Which was crazy to me. I understand maybe not having your top 5 comedians at the ready to talk about at a moment’s notice, or a dissertation about how the film Wet Hot American Summer contains almost every genre of comedy… but I just sort of assumed everyone cared about comedy like I did. In my adult life, I have come to understand that it isn’t a universal truth. But I feel like people of my generation really do understand and care a lot about comedy. Jon Stewart has everything to do with this.
Jon Stewart took over the desk at The Daily Show in 1999. I was in my teens. He was fresh faced, sharp, and, even in those early shows, polished with solid jokes. Comedy Central’s website has been playing a “Month of Zen”, marathoning every episode he’s ever done, and I’ve found myself just letting it play in the background while I do housework or make dinner. “SOLID JOKE!” I’ve been yelling back at the TV, whenever he lands something particularly silly or punny.
The Daily Show’s comedy ushered us into the new millennium and reported on truly monumental moments in our lives. National tragedies, historic changes, technology and the evolution of the internet, politics, journalism itself… Jon has spoken about everything under the sun.
He’s done all this through the lens of comedy, which has helped my generation be more informed and connected to the world around us. That’s because his comedy, and his wonderful writers, have made these complicated topics approachable. He has been a reliable and knowledgeable voice. And he has been a constant. Other news venues have changed, folded, or cycled through their talking heads faster than we could keep up with. For 16 years, Stew Beef has been there for us.
Not only has the show developed this trust with his viewers, his correspondents have always been very talented people who have gone on to be some of our comedy elite. We looked to them to laugh and kept following them even after they left.
The Daily Show has so closely blended comedy with our day-to-day lives, I don’t see how someone who has watched this show over the years couldn’t care about comedy. Jon taught us to look at a situation and see what was funny about it. What was absurd. What was crazy. Sometimes we laughed so we wouldn’t cry. Sometimes we laughed and cried anyway. We learned, too, about what makes us human. What connects us to something greater than ourselves.
That’s a lot of the reason why I kept coming back to The Daily Show. It would be easy to just watch the news, including Stewart’s reporting, and be really, really jaded. The difference between the ‘just the facts’ of “real news” and The Daily Show is that Jon helps us believe things are going to be okay. That at the end of the day, while things are scary or tumultuous or just wacky, it’s alright. Because we still have fart jokes. And we still have each other. To tell the fart jokes to.
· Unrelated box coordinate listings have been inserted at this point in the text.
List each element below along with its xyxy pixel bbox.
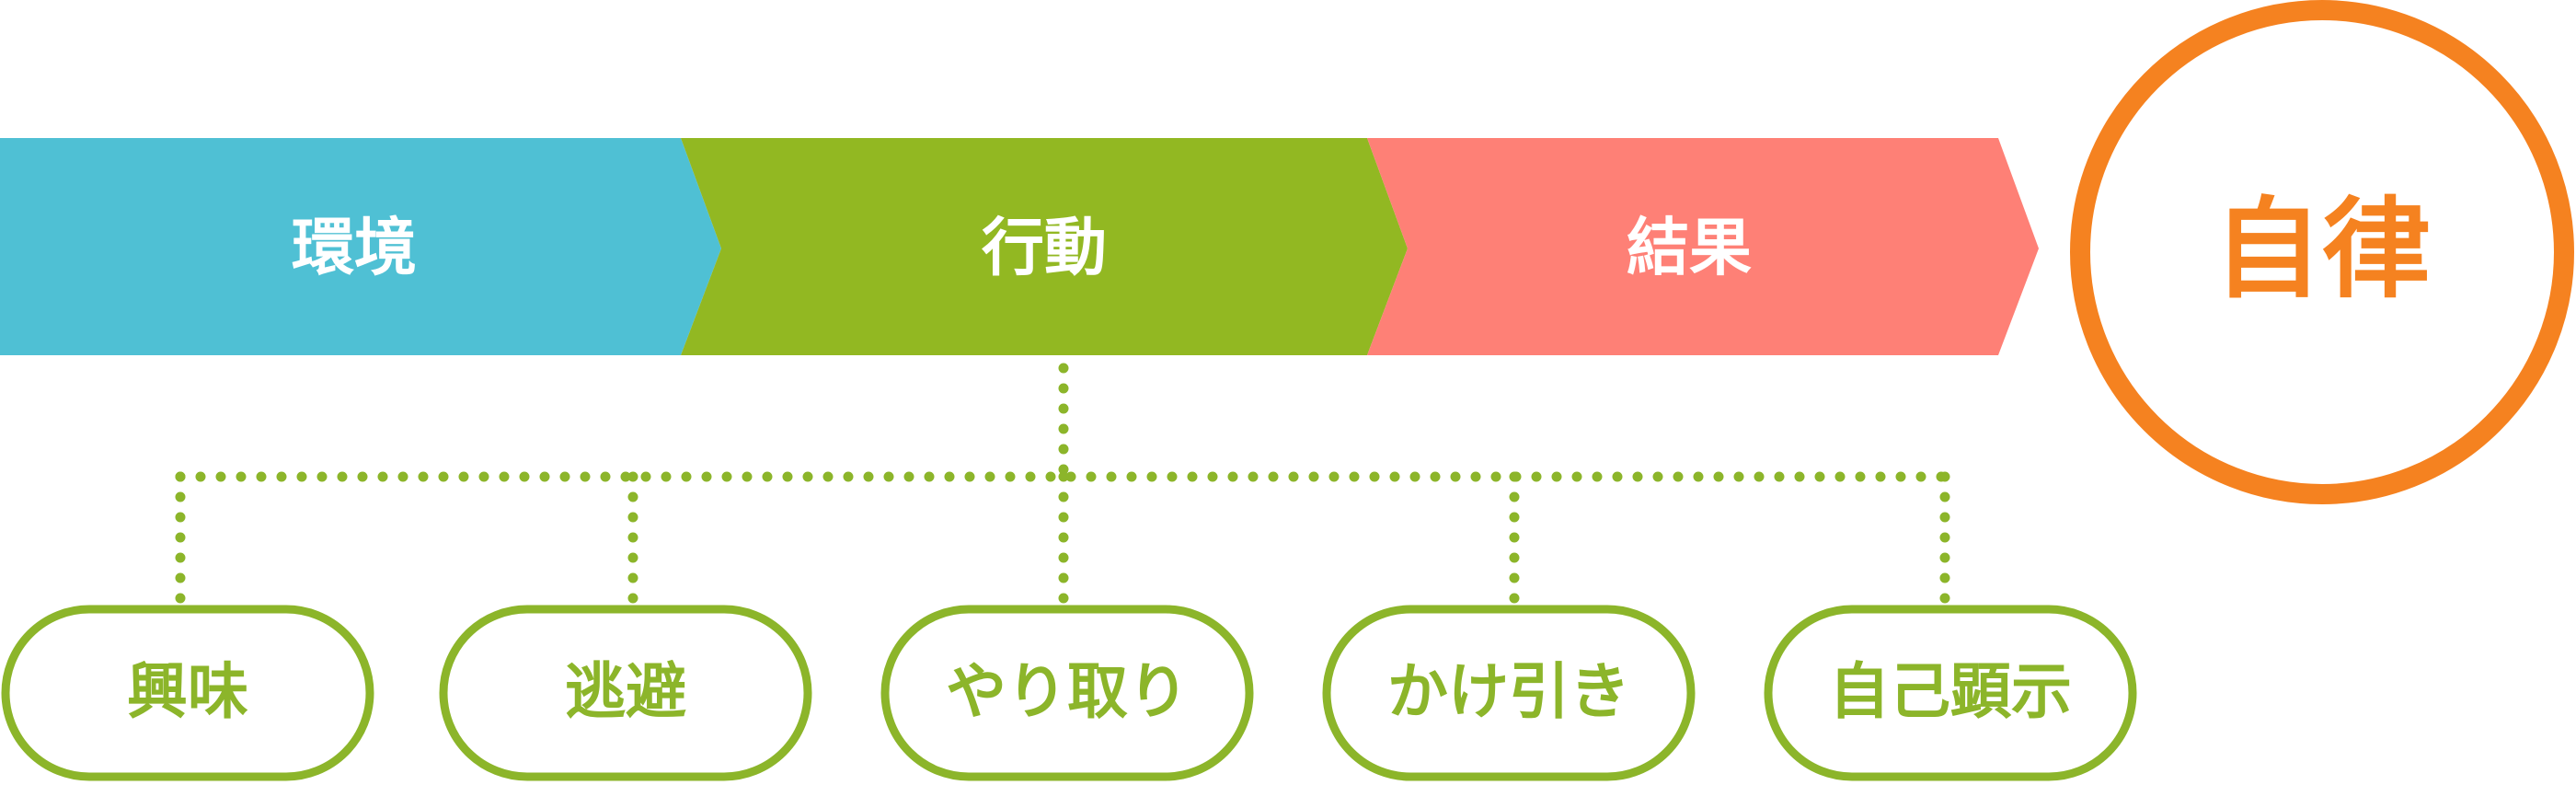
behavior-label-negotiation: かけ引き: [1387, 656, 1630, 727]
behavior-pills: 興味 逃避 やり取り かけ引き 自己顕示: [1, 605, 2137, 781]
stage-label-result: 結果: [1627, 213, 1752, 285]
stage-arrows: 環境 行動 結果: [0, 138, 2039, 355]
behavior-pill-outline: [880, 605, 1254, 781]
behavior-pill-self-display: 自己顕示: [1764, 605, 2137, 781]
behavior-pill-interest: 興味: [1, 605, 374, 781]
stage-label-environment: 環境: [292, 213, 417, 285]
behavior-pill-exchange: やり取り: [880, 605, 1254, 781]
behavior-pill-negotiation: かけ引き: [1322, 605, 1696, 781]
stage-arrow-result: [1367, 138, 2039, 355]
goal-label: 自律: [2214, 186, 2431, 313]
behavior-label-interest: 興味: [127, 656, 248, 727]
behavior-pill-outline: [439, 605, 812, 781]
goal: 自律: [2070, 0, 2574, 504]
behavior-label-self-display: 自己顕示: [1829, 656, 2072, 727]
behavior-pill-outline: [1764, 605, 2137, 781]
behavior-pill-outline: [1, 605, 374, 781]
behavior-pill-outline: [1322, 605, 1696, 781]
behavior-pill-avoidance: 逃避: [439, 605, 812, 781]
goal-circle: [2070, 0, 2574, 504]
behavior-label-avoidance: 逃避: [565, 656, 686, 727]
stage-arrow-behavior: [681, 138, 1408, 355]
stage-arrow-environment: [0, 138, 721, 355]
behavior-label-exchange: やり取り: [946, 656, 1189, 727]
connectors: [175, 363, 1950, 609]
stage-label-behavior: 行動: [982, 213, 1107, 285]
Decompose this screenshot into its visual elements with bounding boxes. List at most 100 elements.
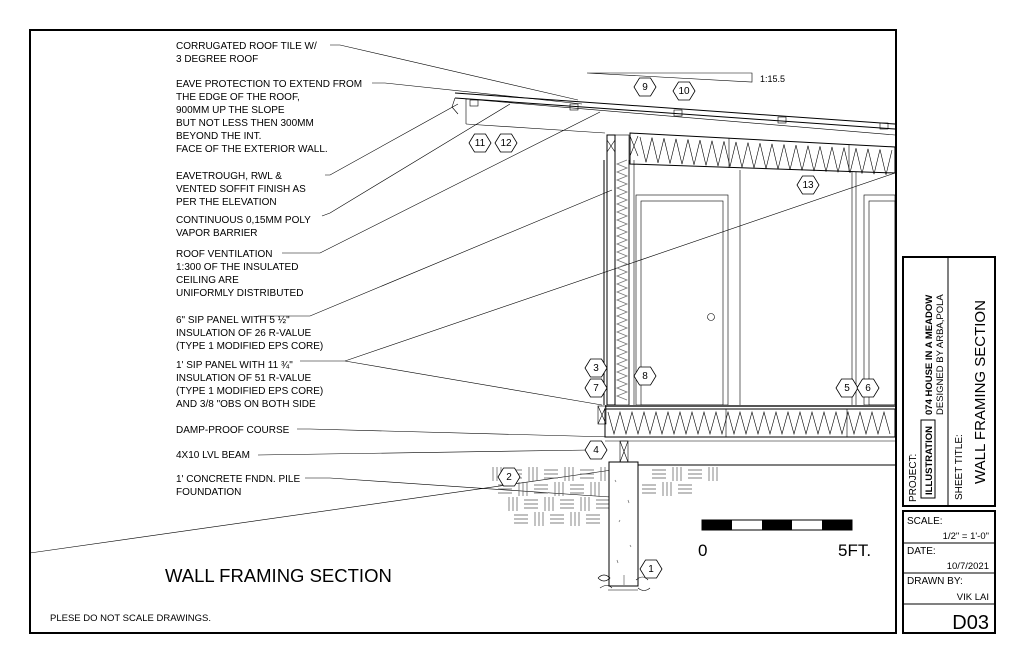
svg-text:BEYOND THE INT.: BEYOND THE INT.	[176, 131, 261, 142]
soil-hatch-cell	[642, 484, 656, 494]
soil-hatch-cell	[534, 484, 548, 494]
slope-label: 1:15.5	[760, 74, 785, 84]
hexagon-tag-shape	[856, 378, 880, 398]
project-label: PROJECT:	[908, 454, 919, 502]
soil-hatch-cell	[586, 514, 600, 524]
designer: DESIGNED BY ARBA,POLA	[935, 294, 946, 415]
hexagon-tag-shape	[633, 366, 657, 386]
svg-text:1: 1	[648, 564, 654, 575]
callout-tag: 10	[672, 81, 696, 101]
callout-tag: 13	[796, 175, 820, 195]
concrete-pile	[597, 461, 651, 591]
soil-hatch-cell	[518, 482, 528, 496]
scale-start-label: 0	[698, 541, 707, 560]
svg-text:6: 6	[865, 383, 871, 394]
callout-tag: 4	[584, 440, 608, 460]
svg-text:EAVETROUGH, RWL &: EAVETROUGH, RWL &	[176, 171, 282, 182]
svg-text:8: 8	[642, 371, 648, 382]
svg-text:FACE OF THE EXTERIOR WALL.: FACE OF THE EXTERIOR WALL.	[176, 144, 328, 155]
callout-tag: 11	[468, 133, 492, 153]
svg-text:900MM UP THE SLOPE: 900MM UP THE SLOPE	[176, 105, 285, 116]
svg-text:9: 9	[642, 82, 648, 93]
soil-hatch-cell	[570, 484, 584, 494]
svg-text:ROOF VENTILATION: ROOF VENTILATION	[176, 249, 273, 260]
soil-hatch-cell	[688, 469, 702, 479]
hexagon-tag-shape	[796, 175, 820, 195]
hexagon-tag-shape	[497, 467, 521, 487]
soil-hatch-cell	[678, 484, 692, 494]
soil-hatch-cell	[596, 499, 610, 509]
svg-text:VAPOR BARRIER: VAPOR BARRIER	[176, 228, 258, 239]
sheet-title-label: SHEET TITLE:	[954, 434, 965, 500]
svg-text:(TYPE 1 MODIFIED EPS CORE): (TYPE 1 MODIFIED EPS CORE)	[176, 386, 323, 397]
drawn-by-value: VIK LAI	[957, 592, 989, 603]
svg-text:13: 13	[802, 180, 814, 191]
drawing-title: WALL FRAMING SECTION	[165, 565, 392, 586]
svg-text:1' CONCRETE FNDN. PILE: 1' CONCRETE FNDN. PILE	[176, 474, 300, 485]
svg-text:4X10 LVL BEAM: 4X10 LVL BEAM	[176, 450, 250, 461]
graphic-scale-bar: 0 5FT.	[698, 519, 871, 560]
svg-text:6" SIP PANEL WITH 5 ½": 6" SIP PANEL WITH 5 ½"	[176, 315, 290, 326]
disclaimer: PLESE DO NOT SCALE DRAWINGS.	[50, 613, 211, 624]
svg-text:CORRUGATED ROOF TILE W/: CORRUGATED ROOF TILE W/	[176, 41, 317, 52]
hexagon-tag-shape	[633, 77, 657, 97]
floor-assembly	[597, 405, 896, 466]
hexagon-tag-shape	[494, 133, 518, 153]
soil-hatch-cell	[600, 467, 610, 481]
soil-hatch-cell	[514, 514, 528, 524]
svg-text:3: 3	[593, 363, 599, 374]
soil-hatch-cell	[550, 514, 564, 524]
soil-hatch-cell	[708, 467, 718, 481]
svg-text:THE EDGE OF THE ROOF,: THE EDGE OF THE ROOF,	[176, 92, 300, 103]
hexagon-tag-shape	[672, 81, 696, 101]
callout-tags: 1 2 3 4 5 6 7 8 9 10 11 12 13	[468, 77, 880, 579]
soil-hatch-cell	[560, 499, 574, 509]
soil-hatch-cell	[662, 482, 672, 496]
note-roof-tile: CORRUGATED ROOF TILE W/ 3 DEGREE ROOF	[176, 41, 317, 65]
soil-hatch-cell	[564, 467, 574, 481]
svg-text:CONTINUOUS 0,15MM POLY: CONTINUOUS 0,15MM POLY	[176, 215, 311, 226]
soil-hatch-cell	[528, 467, 538, 481]
soil-hatch-cell	[570, 512, 580, 526]
svg-text:INSULATION OF 51 R-VALUE: INSULATION OF 51 R-VALUE	[176, 373, 312, 384]
leader-lines	[29, 44, 896, 554]
svg-text:BUT NOT LESS THEN 300MM: BUT NOT LESS THEN 300MM	[176, 118, 314, 129]
svg-text:4: 4	[593, 445, 599, 456]
sheet-number: D03	[952, 612, 989, 634]
soil-hatch-cell	[544, 469, 558, 479]
date-value: 10/7/2021	[947, 561, 989, 572]
soil-hatch-cell	[508, 497, 518, 511]
callout-tag: 8	[633, 366, 657, 386]
svg-text:11: 11	[475, 138, 486, 149]
project-name: 074 HOUSE IN A MEADOW	[924, 295, 935, 415]
svg-text:FOUNDATION: FOUNDATION	[176, 487, 241, 498]
callout-tag: 2	[497, 467, 521, 487]
hexagon-tag-shape	[468, 133, 492, 153]
ceiling-insulation	[629, 132, 896, 175]
svg-text:INSULATION OF 26 R-VALUE: INSULATION OF 26 R-VALUE	[176, 328, 312, 339]
interior-elevation	[635, 170, 896, 406]
note-roof-ventilation: ROOF VENTILATION 1:300 OF THE INSULATED …	[176, 249, 303, 299]
sheet-title: WALL FRAMING SECTION	[972, 300, 989, 484]
note-eavetrough: EAVETROUGH, RWL & VENTED SOFFIT FINISH A…	[176, 171, 306, 208]
svg-text:CEILING ARE: CEILING ARE	[176, 275, 239, 286]
hexagon-tag-shape	[584, 440, 608, 460]
scale-label: SCALE:	[907, 516, 943, 527]
soil-hatch-cell	[554, 482, 564, 496]
svg-text:UNIFORMLY DISTRIBUTED: UNIFORMLY DISTRIBUTED	[176, 288, 303, 299]
soil-hatch-cell	[524, 499, 538, 509]
door-knob	[707, 313, 715, 321]
scale-value: 1/2" = 1'-0"	[943, 531, 989, 542]
svg-text:VENTED SOFFIT FINISH AS: VENTED SOFFIT FINISH AS	[176, 184, 306, 195]
svg-text:AND 3/8 "OBS ON BOTH SIDE: AND 3/8 "OBS ON BOTH SIDE	[176, 399, 316, 410]
svg-text:10: 10	[678, 86, 690, 97]
svg-text:12: 12	[500, 138, 512, 149]
soil-hatch-cell	[672, 467, 682, 481]
note-concrete-pile: 1' CONCRETE FNDN. PILE FOUNDATION	[176, 474, 300, 498]
roof-assembly: 1:15.5	[451, 72, 896, 136]
hexagon-tag-shape	[584, 358, 608, 378]
project-badge: ILLUSTRATION	[924, 426, 935, 495]
note-lvl-beam: 4X10 LVL BEAM	[176, 450, 250, 461]
soil-hatch-cell	[652, 469, 666, 479]
svg-text:2: 2	[506, 472, 512, 483]
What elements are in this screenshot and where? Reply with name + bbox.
I’m going to miss Jon. At least the Republican primary field has been a wonderful parting gift for him.
Jon. I can call you Jon, right? After all these years, I think we’d be on a first name basis. You know what I always fantasized about? My interview on The Daily Show. In my head, THAT was my measure of success. I’d save a dozen puppies from a burning building, film my stand-up special “I’m Part of the Problem”, write a book about pizza, and THEN I’d go on The Daily Show to pitch it… and get to talk to you. I’m bummed that’ll never happen. But we had 16 years of you. I guess we can give you back to your loved ones. Or whatever.
But thanks. Thanks for making us laugh. Thanks for the best news team ever. Thanks for introducing a whole generation to the finer points of comedy.
Now, here it is, Jon. Your moment of zen.